About the author: Subramanian Jaishankar is currently appointed as the Minister of External Affairs. He was a former Indian diplomat who has served as the Foreign Secretary. Prior to this, he had served as an Indian ambassador in the US, China, and the Czech Republic. In addition to holding this eminent portfolio, he has also played a very crucial role in negotiating the Indo-US civilian nuclear agreement.
In a recent interview with the Observer Research Foundation, he has mentioned one of the primary reasons as to why he wrote the book was that being a practitioner in the field for long he thought it was important to put forward a narrative which in turn will not help to have dispassionate debates on foreign policy but also might help people to gain both a practical and theoretical knowledge of the field.
Along with the several pertinent issues that have been discussed throughout the book which includes the repositioning of the USA, the rise of China as a global power, Brexit, where Japan is headed and the possible emerging trends in and around the Indian Ocean area, the basic argument that he has consistently mentioned throughout his entire book is that people all across the world need to realize that the assumptions on which the world affairs were being run are no longer valid because the nature of power has changed. During the era of the Cold war, power was understood in terms of military connotations. Later on, it shifted to soft power and economic issues. Today it has several connotations which are inclusive of trade, connectivity, technological advancements, investments, etc.
Although it might seem at times that international politics or relations are about the other nations, what we seemingly fail to understand is the consequences it has on a country’s internal politics and dynamics. If we look at history we will find that India has often not been cognizant of international politics and its implications at home. So as India rises in the world order it not only has to make choices through acute observation but also expresses them on a global stage with greater clarity.
Another significant point that he has mentioned is that we are living in a multi-polar world- a more practical and pragmatic world but not without certain margins, hedging, issues. In this multipolar world working through agreements/alliances are a thing of the past, the present is a world of convergences. Even countries which are close won’t agree on everything and even with countries, one is not close can agree to work together. In this age of multi-polarity, unlike independent players, it is going to be understandably difficult for those countries that have long functioned in an alliance construct to accept that the compulsions of inter-dependence are a good enough substitute.
In this curious world of multi-polarity, it is important for India to be decisive.

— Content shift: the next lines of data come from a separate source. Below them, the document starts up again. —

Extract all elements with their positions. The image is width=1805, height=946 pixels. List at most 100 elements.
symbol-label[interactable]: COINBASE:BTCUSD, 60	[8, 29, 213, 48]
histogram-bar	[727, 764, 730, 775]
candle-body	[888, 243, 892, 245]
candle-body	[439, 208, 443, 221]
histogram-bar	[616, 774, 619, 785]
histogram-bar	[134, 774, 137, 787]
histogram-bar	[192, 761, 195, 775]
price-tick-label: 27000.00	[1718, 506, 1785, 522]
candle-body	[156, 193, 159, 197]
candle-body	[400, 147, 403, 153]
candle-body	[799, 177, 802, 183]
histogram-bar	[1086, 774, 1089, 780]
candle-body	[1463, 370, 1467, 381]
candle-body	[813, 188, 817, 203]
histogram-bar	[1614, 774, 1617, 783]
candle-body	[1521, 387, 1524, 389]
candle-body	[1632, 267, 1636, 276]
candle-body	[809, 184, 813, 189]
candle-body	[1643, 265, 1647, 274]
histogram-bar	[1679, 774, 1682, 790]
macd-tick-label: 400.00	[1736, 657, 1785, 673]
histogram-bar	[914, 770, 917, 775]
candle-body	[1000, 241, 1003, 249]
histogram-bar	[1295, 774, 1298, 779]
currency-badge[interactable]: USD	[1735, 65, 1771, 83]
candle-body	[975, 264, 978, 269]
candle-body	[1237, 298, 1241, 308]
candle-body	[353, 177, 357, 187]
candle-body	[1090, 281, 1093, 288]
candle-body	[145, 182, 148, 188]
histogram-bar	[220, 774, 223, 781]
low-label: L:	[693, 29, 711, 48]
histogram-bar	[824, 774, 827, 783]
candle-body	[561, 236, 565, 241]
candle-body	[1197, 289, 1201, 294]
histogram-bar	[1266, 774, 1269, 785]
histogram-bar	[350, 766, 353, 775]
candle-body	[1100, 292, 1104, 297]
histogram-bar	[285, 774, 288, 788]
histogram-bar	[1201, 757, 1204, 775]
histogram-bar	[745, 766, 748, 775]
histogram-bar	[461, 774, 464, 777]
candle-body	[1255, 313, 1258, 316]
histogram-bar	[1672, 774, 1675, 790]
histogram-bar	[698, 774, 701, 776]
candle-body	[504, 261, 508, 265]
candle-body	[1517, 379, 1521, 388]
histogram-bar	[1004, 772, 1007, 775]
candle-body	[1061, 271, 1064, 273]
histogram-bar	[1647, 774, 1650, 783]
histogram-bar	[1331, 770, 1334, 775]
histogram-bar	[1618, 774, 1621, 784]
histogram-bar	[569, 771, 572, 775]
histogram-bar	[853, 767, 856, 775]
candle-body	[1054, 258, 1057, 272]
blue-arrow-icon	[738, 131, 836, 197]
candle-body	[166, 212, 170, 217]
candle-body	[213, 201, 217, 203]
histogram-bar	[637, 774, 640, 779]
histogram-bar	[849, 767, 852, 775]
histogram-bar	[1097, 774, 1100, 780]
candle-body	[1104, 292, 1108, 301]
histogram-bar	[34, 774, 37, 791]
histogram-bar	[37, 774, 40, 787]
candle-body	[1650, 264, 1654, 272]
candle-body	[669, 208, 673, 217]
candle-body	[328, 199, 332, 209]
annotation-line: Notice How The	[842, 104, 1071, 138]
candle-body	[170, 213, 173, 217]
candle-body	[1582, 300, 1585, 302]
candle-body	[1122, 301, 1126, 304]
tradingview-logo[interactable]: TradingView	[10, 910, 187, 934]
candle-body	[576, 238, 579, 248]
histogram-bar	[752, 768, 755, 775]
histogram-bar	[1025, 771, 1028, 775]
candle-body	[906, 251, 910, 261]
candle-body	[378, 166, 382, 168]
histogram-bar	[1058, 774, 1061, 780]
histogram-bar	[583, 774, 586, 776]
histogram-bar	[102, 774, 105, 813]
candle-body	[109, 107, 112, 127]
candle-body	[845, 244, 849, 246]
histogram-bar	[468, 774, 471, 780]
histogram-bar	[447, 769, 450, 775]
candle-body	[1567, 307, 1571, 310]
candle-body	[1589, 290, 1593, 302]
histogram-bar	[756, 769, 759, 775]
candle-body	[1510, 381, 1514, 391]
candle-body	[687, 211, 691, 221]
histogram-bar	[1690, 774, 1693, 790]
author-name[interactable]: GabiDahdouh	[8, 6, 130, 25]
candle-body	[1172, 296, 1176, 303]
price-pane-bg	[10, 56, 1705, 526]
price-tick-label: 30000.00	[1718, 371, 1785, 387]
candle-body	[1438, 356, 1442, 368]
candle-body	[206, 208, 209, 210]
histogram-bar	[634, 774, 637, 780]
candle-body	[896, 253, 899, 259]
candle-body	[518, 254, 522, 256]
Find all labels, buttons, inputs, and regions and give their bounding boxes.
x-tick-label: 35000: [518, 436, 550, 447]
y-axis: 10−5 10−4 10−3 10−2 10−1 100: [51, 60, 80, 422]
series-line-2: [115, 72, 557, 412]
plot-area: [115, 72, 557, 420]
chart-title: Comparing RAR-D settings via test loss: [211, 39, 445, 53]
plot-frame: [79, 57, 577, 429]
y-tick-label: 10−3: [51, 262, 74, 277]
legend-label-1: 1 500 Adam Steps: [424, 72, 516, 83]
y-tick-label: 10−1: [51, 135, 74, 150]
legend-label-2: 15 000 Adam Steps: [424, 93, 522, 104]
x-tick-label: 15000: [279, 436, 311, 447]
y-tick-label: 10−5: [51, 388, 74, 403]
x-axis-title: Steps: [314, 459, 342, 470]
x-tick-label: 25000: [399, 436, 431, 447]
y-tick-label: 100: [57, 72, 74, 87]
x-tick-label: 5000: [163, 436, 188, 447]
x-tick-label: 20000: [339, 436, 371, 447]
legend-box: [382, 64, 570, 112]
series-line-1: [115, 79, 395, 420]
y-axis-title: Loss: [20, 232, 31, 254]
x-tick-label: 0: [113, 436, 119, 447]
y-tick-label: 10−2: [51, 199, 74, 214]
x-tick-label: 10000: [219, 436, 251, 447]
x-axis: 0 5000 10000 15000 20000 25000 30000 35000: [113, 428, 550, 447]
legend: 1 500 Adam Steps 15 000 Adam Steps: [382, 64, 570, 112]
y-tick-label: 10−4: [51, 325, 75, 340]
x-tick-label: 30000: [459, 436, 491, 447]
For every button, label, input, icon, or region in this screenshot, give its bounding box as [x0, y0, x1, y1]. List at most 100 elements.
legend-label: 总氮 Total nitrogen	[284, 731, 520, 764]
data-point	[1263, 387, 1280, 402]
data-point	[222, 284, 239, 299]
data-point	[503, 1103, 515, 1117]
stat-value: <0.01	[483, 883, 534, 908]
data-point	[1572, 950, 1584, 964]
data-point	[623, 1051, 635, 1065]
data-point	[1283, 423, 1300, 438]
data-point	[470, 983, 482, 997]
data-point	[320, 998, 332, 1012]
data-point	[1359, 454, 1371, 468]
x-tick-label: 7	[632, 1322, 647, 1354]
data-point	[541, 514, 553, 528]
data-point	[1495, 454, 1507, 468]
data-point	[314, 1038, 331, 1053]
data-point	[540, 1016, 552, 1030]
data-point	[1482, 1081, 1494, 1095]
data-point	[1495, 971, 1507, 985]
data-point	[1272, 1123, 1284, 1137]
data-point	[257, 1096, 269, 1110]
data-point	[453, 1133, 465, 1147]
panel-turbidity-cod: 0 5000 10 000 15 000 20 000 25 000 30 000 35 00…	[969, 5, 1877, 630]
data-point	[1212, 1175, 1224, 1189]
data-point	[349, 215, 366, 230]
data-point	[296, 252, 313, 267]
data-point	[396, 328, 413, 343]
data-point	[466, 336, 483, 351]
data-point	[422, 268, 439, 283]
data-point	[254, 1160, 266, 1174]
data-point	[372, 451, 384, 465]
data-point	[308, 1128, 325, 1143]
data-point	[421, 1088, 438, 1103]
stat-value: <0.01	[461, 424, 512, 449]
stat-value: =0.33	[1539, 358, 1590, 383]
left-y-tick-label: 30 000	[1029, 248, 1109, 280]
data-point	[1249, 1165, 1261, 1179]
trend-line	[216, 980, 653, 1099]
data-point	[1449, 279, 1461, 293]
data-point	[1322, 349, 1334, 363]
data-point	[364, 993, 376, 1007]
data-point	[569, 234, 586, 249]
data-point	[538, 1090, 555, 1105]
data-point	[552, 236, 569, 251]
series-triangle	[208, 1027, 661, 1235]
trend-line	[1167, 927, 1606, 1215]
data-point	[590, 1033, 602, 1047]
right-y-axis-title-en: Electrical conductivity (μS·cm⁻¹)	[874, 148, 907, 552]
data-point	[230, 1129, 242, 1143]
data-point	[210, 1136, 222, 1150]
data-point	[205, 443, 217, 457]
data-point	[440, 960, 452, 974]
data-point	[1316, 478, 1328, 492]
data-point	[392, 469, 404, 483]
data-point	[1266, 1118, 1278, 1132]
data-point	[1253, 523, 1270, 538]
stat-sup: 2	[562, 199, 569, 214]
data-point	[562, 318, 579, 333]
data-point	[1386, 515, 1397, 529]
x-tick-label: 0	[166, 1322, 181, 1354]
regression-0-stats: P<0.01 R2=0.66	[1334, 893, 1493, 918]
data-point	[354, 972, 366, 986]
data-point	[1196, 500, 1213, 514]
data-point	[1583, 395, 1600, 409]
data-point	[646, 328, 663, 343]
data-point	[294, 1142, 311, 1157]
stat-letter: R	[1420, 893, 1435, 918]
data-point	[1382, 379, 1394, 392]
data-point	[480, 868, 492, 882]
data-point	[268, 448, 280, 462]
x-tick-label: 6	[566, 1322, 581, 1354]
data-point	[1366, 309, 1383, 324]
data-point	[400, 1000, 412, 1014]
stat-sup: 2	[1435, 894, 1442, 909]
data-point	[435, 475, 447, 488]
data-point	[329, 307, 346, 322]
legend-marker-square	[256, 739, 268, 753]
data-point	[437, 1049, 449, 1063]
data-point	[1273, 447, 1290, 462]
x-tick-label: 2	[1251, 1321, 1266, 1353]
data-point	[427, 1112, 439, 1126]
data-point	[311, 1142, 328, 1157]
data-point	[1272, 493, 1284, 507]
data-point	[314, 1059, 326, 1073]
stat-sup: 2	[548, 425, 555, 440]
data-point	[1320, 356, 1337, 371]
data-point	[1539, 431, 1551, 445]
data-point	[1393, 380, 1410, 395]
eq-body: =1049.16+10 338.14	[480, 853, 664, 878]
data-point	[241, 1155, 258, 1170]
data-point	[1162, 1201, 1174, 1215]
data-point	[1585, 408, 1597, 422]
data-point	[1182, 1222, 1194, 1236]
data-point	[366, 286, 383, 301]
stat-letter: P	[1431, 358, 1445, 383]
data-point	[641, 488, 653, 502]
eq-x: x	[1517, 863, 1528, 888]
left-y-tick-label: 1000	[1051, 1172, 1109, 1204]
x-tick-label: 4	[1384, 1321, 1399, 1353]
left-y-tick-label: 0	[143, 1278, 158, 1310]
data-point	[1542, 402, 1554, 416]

There will be challenges/risks involved as we move forward but it is not enough to just debate or deliberate them but also to execute them. So what is necessary is to be objective and create a balance by working closely on converging interests with each other. As an ardent follower of the principle of peace, he has mentioned that war should be the last resort for us in this era. So the India Way of foreign policy should be “many friends, few foes, great goodwill, more influence”.